Précurseur de Freud et de la psychanalyse, le théâtre de Wagner n’est pas une scène d’action mais d’introspection régressive: chercher dans le passé ce qui cause l’enchaînement de l’homme et son aliénation à son propre destin: un destin de souffrance où le désir et la cupidité jalouse voire barbare donc inhumaine scellent la malédiction de l’espèce humaine. C’est Wotan qui perd le seul être qu’il aime, sa fille Walkyrie, Brünnhilde; c’est Amfortas condammé à célébrer toujours un rituel qui cause sa mort lente; c’est Lohengrin, l’élu venu sauvé Elsa qui le trahit par fragilité morale; ce sont surtout Tristan et Yseult dont l’union éprouvée, souligne l’impossibilité de vivre heureux sur cette terre sinon dans le renoncement et la mort.

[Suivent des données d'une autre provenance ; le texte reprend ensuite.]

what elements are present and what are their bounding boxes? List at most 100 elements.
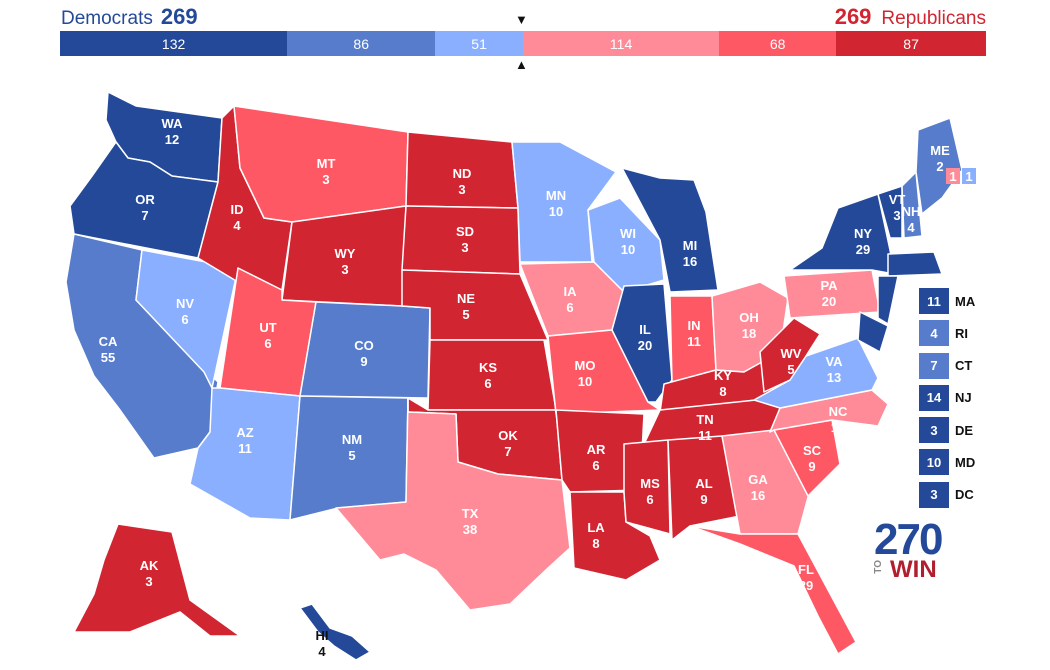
- state-ev-ok: 7: [504, 444, 511, 459]
- state-md-area[interactable]: [857, 311, 889, 353]
- state-nj-area[interactable]: [877, 275, 899, 325]
- state-tx[interactable]: [335, 397, 571, 611]
- state-label-in: IN: [688, 318, 701, 333]
- state-ev-sd: 3: [461, 240, 468, 255]
- small-state-ev: 3: [919, 417, 949, 444]
- state-vt[interactable]: [877, 185, 903, 239]
- state-ms[interactable]: [623, 439, 671, 535]
- state-label-hi: HI: [316, 628, 329, 643]
- state-mi[interactable]: [621, 167, 719, 293]
- state-ev-ga: 16: [751, 488, 765, 503]
- small-state-md[interactable]: 10 MD: [919, 449, 975, 476]
- maine-district-box[interactable]: [946, 168, 960, 184]
- state-label-id: ID: [231, 202, 244, 217]
- state-mo[interactable]: [547, 329, 661, 415]
- state-ev-me: 2: [936, 159, 943, 174]
- state-label-vt: VT: [889, 192, 906, 207]
- logo-to: TO: [873, 560, 884, 574]
- state-nh[interactable]: [901, 171, 923, 239]
- state-ev-ia: 6: [566, 300, 573, 315]
- state-label-ak: AK: [140, 558, 159, 573]
- democrats-label: Democrats: [61, 8, 153, 29]
- state-label-or: OR: [135, 192, 155, 207]
- midpoint-marker-bottom-icon: ▲: [515, 57, 528, 72]
- state-il[interactable]: [611, 283, 673, 403]
- small-states-list: 11 MA 4 RI 7 CT 14 NJ 3 DE 10 MD 3 DC: [919, 288, 975, 514]
- small-state-label: DC: [955, 487, 974, 503]
- state-mn[interactable]: [511, 141, 617, 263]
- small-state-ev: 11: [919, 288, 949, 314]
- state-label-mo: MO: [575, 358, 596, 373]
- small-state-ev: 7: [919, 352, 949, 379]
- small-state-label: NJ: [955, 390, 972, 406]
- small-state-ct[interactable]: 7 CT: [919, 352, 975, 379]
- logo-number: 270: [874, 515, 943, 564]
- state-ak[interactable]: [73, 523, 241, 637]
- state-ny[interactable]: [789, 193, 895, 275]
- state-ev-or: 7: [141, 208, 148, 223]
- tally-segment: 68: [719, 31, 837, 56]
- state-label-tn: TN: [696, 412, 713, 427]
- state-label-ms: MS: [640, 476, 660, 491]
- state-ev-co: 9: [360, 354, 367, 369]
- democrats-total: 269: [160, 4, 198, 29]
- state-ev-hi: 4: [318, 644, 326, 659]
- state-label-wa: WA: [162, 116, 184, 131]
- state-label-oh: OH: [739, 310, 759, 325]
- state-label-mn: MN: [546, 188, 566, 203]
- republicans-total: 269: [834, 4, 872, 29]
- tally-segment: 132: [60, 31, 288, 56]
- state-ev-tx: 38: [463, 522, 477, 537]
- state-wi[interactable]: [587, 197, 665, 293]
- state-ev-sc: 9: [808, 459, 815, 474]
- state-fl[interactable]: [689, 525, 857, 655]
- maine-district-ev: 1: [965, 169, 972, 184]
- tally-segment: 51: [435, 31, 523, 56]
- state-label-sd: SD: [456, 224, 474, 239]
- state-label-nd: ND: [453, 166, 472, 181]
- state-ev-mn: 10: [549, 204, 563, 219]
- state-label-mi: MI: [683, 238, 697, 253]
- state-label-pa: PA: [820, 278, 838, 293]
- state-ev-va: 13: [827, 370, 841, 385]
- state-ev-mi: 16: [683, 254, 697, 269]
- state-ev-wa: 12: [165, 132, 179, 147]
- state-ev-ne: 5: [462, 307, 469, 322]
- state-hi[interactable]: [299, 603, 371, 661]
- small-state-nj[interactable]: 14 NJ: [919, 384, 975, 411]
- state-ev-la: 8: [592, 536, 599, 551]
- state-label-mt: MT: [317, 156, 336, 171]
- small-state-ev: 4: [919, 320, 949, 347]
- state-label-ky: KY: [714, 368, 732, 383]
- state-label-nc: NC: [829, 404, 848, 419]
- republicans-label: Republicans: [881, 8, 986, 29]
- state-ev-az: 11: [238, 441, 252, 456]
- state-ma-area[interactable]: [887, 251, 943, 277]
- logo-win: WIN: [890, 556, 937, 583]
- state-label-al: AL: [695, 476, 712, 491]
- state-ev-ny: 29: [856, 242, 870, 257]
- state-label-nm: NM: [342, 432, 362, 447]
- state-label-nh: NH: [902, 204, 921, 219]
- small-state-ma[interactable]: 11 MA: [919, 288, 975, 314]
- small-state-de[interactable]: 3 DE: [919, 417, 975, 444]
- small-state-dc[interactable]: 3 DC: [919, 481, 975, 508]
- small-state-label: RI: [955, 325, 968, 341]
- maine-district-ev: 1: [949, 169, 956, 184]
- state-ev-mt: 3: [322, 172, 329, 187]
- state-label-ca: CA: [99, 334, 118, 349]
- state-ev-ms: 6: [646, 492, 653, 507]
- state-ks[interactable]: [427, 339, 557, 411]
- small-state-ri[interactable]: 4 RI: [919, 320, 975, 347]
- state-ev-wy: 3: [341, 262, 348, 277]
- state-label-tx: TX: [462, 506, 479, 521]
- state-label-sc: SC: [803, 443, 822, 458]
- state-ev-ar: 6: [592, 458, 599, 473]
- state-ar[interactable]: [555, 409, 645, 493]
- state-al[interactable]: [667, 435, 741, 541]
- state-ev-nd: 3: [458, 182, 465, 197]
- state-label-wv: WV: [781, 346, 802, 361]
- maine-district-box[interactable]: [962, 168, 976, 184]
- state-label-ok: OK: [498, 428, 518, 443]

Wagner profil portraitEn revanche combien de pages admirables qui fondent l’humanisme fraternel de Wagner, à contre courant des tentatives de récupération de son œuvre: le compositeur sait façonner des individualités marquantes et déterminées qui bravent l’aveuglement collectif: et la perte des valeurs collectives et spirituelles; ses personnages clés, remarquables se nomment Senta (elle sauve le Hollandais et le libère de son cycle maudit), Brünnhilde et Kundry: (Parsifal, 1882) toutes deux se métamorphosent et deviennent par compassion, salvatrices et rédemptrices;  la première pour le couple incestueux magnifique Siegmund/Sieglinde (La Walkyrie); la seconde pour Amfortas dont elle permet la finale délivrance. Un autre personnage irradie au contact de l’amour: Parsifal. Car lui aussi éprouve ce basculement psychologique qui lui fait voir l’enchaînement d’Amfortas à son destin de douleur. Compassion, fraternité, amour… telles sont les valeurs sublimées et portées par toute l’œuvre wagnérienne. En dépit de son profond pessimisme, Wagner continue de croire en l’homme.
De ce point de vue, son théâtre s’apparente à un rituel et une initiation qui peut chez certains spectateurs susciter une prise de conscience sur le plan moral et spirituel. Nous sommes bien à l’opposé du spectacle bourgeois, essentiellement mercantile et divertissant.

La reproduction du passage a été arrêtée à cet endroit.